Donations to nonprofits plunged during the latest recession and have been edging their way to healthier levels ever since. But many contributors today can afford only small gifts in a still-tight economy. Enter the micro-donation.
Realizing the purpose
Micro-donations are often defined as gifts of an amount that a person wouldn’t think twice about spending. Their popularity has increased in the last several years, and no wonder. When money’s tight, individual donors may back away from a request to donate $200 or more to your organization. But donating $20 a month via an automatic checking account deduction may fit their budget, even though the total contribution will be larger. Micro-donations make giving doable for more people.
Also, younger people may be able now to afford only small donations, but as they progress through life they will likely be able to donate a lot more. Small contributions are a great way to draw them into your organization and start to build a relationship.
Large and small
Campaign organizers would love to get large, generous donations, but they don’t want to exclude the little guy either. Including wording in your fundraising material — such as “Every dollar counts” or “No donation is too small” — legitimizes the micro-gift.
This can help encourage donations from all donors, regardless of their financial resources. Also remember that donors with deeper pockets are usually contacted by multiple charities during fundraising campaigns. Micro-donations give the bigger donor an opportunity to contribute to a number of organizations. And a micro-donation from such a donor this year could even turn into a macro-donation in the future as the donor gets to know your organization.
While your organization might not consider a $15 or $30 gift “big,” it may be a significant contribution for the person making it. Thank micro-donors promptly and show them how you’re putting their money to work.

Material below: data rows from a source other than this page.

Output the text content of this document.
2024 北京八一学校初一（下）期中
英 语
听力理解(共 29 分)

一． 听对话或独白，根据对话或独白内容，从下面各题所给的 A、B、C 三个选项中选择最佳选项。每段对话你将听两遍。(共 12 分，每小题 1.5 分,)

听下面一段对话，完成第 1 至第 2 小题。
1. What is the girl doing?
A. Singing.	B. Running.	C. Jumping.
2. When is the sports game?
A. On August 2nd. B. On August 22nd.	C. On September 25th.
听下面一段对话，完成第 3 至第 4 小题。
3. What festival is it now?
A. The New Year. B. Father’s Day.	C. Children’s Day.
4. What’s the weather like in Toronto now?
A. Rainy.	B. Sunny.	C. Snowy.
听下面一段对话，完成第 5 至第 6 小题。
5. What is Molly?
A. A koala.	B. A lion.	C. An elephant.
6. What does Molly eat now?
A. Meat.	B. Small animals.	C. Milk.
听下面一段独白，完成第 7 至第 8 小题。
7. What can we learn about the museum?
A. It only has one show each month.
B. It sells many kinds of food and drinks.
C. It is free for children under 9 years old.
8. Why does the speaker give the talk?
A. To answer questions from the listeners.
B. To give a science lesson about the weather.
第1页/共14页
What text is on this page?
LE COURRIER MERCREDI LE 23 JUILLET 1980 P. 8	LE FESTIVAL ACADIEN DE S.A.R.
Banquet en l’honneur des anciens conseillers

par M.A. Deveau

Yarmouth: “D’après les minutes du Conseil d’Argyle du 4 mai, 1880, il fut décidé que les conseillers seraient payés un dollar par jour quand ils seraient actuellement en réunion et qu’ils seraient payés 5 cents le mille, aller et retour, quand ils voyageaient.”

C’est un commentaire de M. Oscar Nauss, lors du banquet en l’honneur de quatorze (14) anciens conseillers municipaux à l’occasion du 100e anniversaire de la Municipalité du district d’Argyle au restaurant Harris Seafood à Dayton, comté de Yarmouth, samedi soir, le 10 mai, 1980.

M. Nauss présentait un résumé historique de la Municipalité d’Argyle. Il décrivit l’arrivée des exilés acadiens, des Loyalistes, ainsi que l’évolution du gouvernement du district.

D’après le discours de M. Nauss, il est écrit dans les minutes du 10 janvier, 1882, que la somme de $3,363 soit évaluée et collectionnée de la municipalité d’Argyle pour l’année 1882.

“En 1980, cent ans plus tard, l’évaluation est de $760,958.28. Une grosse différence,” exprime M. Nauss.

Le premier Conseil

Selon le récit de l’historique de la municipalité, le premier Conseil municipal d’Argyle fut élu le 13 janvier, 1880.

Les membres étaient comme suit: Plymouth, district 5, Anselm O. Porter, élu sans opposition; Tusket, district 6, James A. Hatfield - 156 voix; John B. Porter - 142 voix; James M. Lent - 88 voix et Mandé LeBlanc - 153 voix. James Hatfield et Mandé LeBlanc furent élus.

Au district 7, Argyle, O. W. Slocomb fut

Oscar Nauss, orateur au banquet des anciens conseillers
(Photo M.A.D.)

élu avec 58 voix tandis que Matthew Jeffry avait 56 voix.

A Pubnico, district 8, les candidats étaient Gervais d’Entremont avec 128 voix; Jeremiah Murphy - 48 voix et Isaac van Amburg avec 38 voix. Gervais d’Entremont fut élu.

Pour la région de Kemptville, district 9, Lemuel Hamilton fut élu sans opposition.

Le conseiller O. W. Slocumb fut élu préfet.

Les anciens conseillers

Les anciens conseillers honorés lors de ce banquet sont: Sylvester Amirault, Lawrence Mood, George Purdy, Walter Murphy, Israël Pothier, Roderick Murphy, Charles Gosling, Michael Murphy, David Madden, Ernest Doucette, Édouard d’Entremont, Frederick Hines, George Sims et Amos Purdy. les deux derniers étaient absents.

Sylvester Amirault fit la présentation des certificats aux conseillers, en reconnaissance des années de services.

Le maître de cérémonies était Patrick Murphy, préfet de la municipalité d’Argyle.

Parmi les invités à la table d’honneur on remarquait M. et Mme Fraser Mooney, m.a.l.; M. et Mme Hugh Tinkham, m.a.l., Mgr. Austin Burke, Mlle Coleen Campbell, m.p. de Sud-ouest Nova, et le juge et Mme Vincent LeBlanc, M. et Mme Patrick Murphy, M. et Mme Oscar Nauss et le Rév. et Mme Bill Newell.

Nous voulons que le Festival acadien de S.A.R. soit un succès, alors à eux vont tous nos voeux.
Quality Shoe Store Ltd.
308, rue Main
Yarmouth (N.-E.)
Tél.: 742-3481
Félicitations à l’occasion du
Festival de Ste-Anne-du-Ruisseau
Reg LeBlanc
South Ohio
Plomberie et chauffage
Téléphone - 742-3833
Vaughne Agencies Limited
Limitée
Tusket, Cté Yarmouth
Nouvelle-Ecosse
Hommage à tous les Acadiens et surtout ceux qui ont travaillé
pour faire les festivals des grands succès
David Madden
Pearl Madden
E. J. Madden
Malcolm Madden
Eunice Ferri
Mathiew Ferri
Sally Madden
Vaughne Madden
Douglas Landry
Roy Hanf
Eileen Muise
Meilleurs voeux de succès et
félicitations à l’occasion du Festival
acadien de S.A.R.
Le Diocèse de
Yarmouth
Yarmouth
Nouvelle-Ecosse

For example, a social service agency could inform donors that their $15 contribution paid for a Christmas toy for a needy child. A veterans association could list the everyday household items that were purchased for a vet with a $30 donation.
Substantiating the gift
If the micro-donation is made in cash, the donor will need a receipt from you to substantiate a tax deduction, no matter how small the donation.
Micro-donors who make their gifts via a check, credit card or payroll deduction don’t have to receive substantiation from your nonprofit to deduct the gift on their income tax return. But sending a letter of acknowledgment is another way to show your appreciation.
Micro-donations are a necessary revenue stream for many not-for-profits. Your fundraising in this area can be successful when you realize the importance of small donations and the people who make them.